Additionally, specific reporting requirements apply depending on the type of organization and the data being reported. For instance, hospitals reporting data should exclude state or county subsidies, ambulance services, tax and match-type assessments, retail pharmacy, post-acute and ambulatory services, and physician practices or clinics unless they are Medicare-recognized provider-based status clinics.
If organizations report ambulatory data, exclusions extend to state or county subsidies, tax and match-type assessments, post-acute care services, hospital services, and Medicare-recognized provider-based clinics within hospital-reported data.
Finally, organizations reporting post-acute care data should exclude patient cash collected for ambulance, hospital, and ambulatory services.
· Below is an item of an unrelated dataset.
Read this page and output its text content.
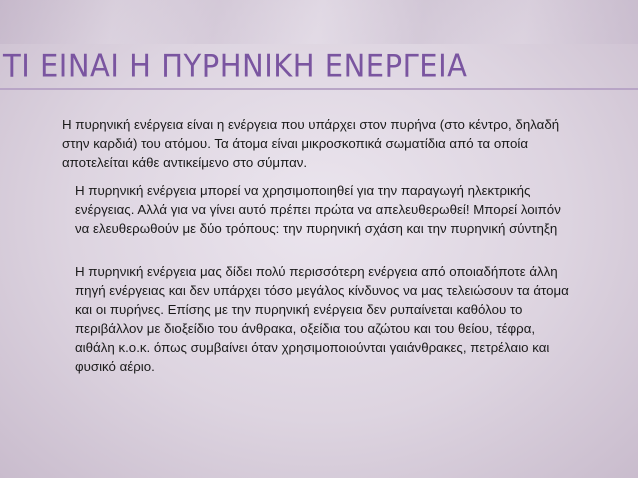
ΤΙ ΕΙΝΑΙ Η ΠΥΡΗΝΙΚΗ ΕΝΕΡΓΕΙΑ
Η πυρηνική ενέργεια είναι η ενέργεια που υπάρχει στον πυρήνα (στο κέντρο, δηλαδή στην καρδιά) του ατόμου. Τα άτομα είναι μικροσκοπικά σωματίδια από τα οποία αποτελείται κάθε αντικείμενο στο σύμπαν.
Η πυρηνική ενέργεια μπορεί να χρησιμοποιηθεί για την παραγωγή ηλεκτρικής ενέργειας. Αλλά για να γίνει αυτό πρέπει πρώτα να απελευθερωθεί! Μπορεί λοιπόν να ελευθερωθούν με δύο τρόπους: την πυρηνική σχάση και την πυρηνική σύντηξη
Η πυρηνική ενέργεια μας δίδει πολύ περισσότερη ενέργεια από οποιαδήποτε άλλη πηγή ενέργειας και δεν υπάρχει τόσο μεγάλος κίνδυνος να μας τελειώσουν τα άτομα και οι πυρήνες. Επίσης με την πυρηνική ενέργεια δεν ρυπαίνεται καθόλου το περιβάλλον με διοξείδιο του άνθρακα, οξείδια του αζώτου και του θείου, τέφρα, αιθάλη κ.ο.κ. όπως συμβαίνει όταν χρησιμοποιούνται γαιάνθρακες, πετρέλαιο και φυσικό αέριο.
Ideally, the KPI should approach 100 percent to ensure robust financial health and integrity. However, values falling within the range of 90 to 95 percent might indicate potential revenue leakage, signaling the need for further investigation.
Summary
Beginning with fundamental healthcare revenue cycle performance KPIs can serve as a catalyst for an organization’s journey toward financial prosperity. These five KPIs offer a comprehensive view of an organization’s financial well-being, aiding leaders in pinpointing potential revenue leakages.
Subsequently, organizations should adopt a deliberate approach in selecting additional revenue cycle KPIs to monitor financial health. HFMA’s MAP Keys have evolved, now comprising 29 KPIs tailored for various entities like hospitals and systems, ambulatory providers, physician organizations, post-acute care, and integrated delivery systems. Depending on their improvement goals—be it reducing denial rates, enhancing point-of-service cash collections, or targeting aged accounts receivable by payer—organizations can select KPIs spanning patient access, pre-billing, claims, account resolution, and financial management categories.
Irrespective of the chosen KPIs, consistency in tracking is imperative for providers to discern trends. Utilizing this information allows for comparisons of performance against industry peers, enabling the identification of additional areas for improvement and strategies to attain a competitive edge.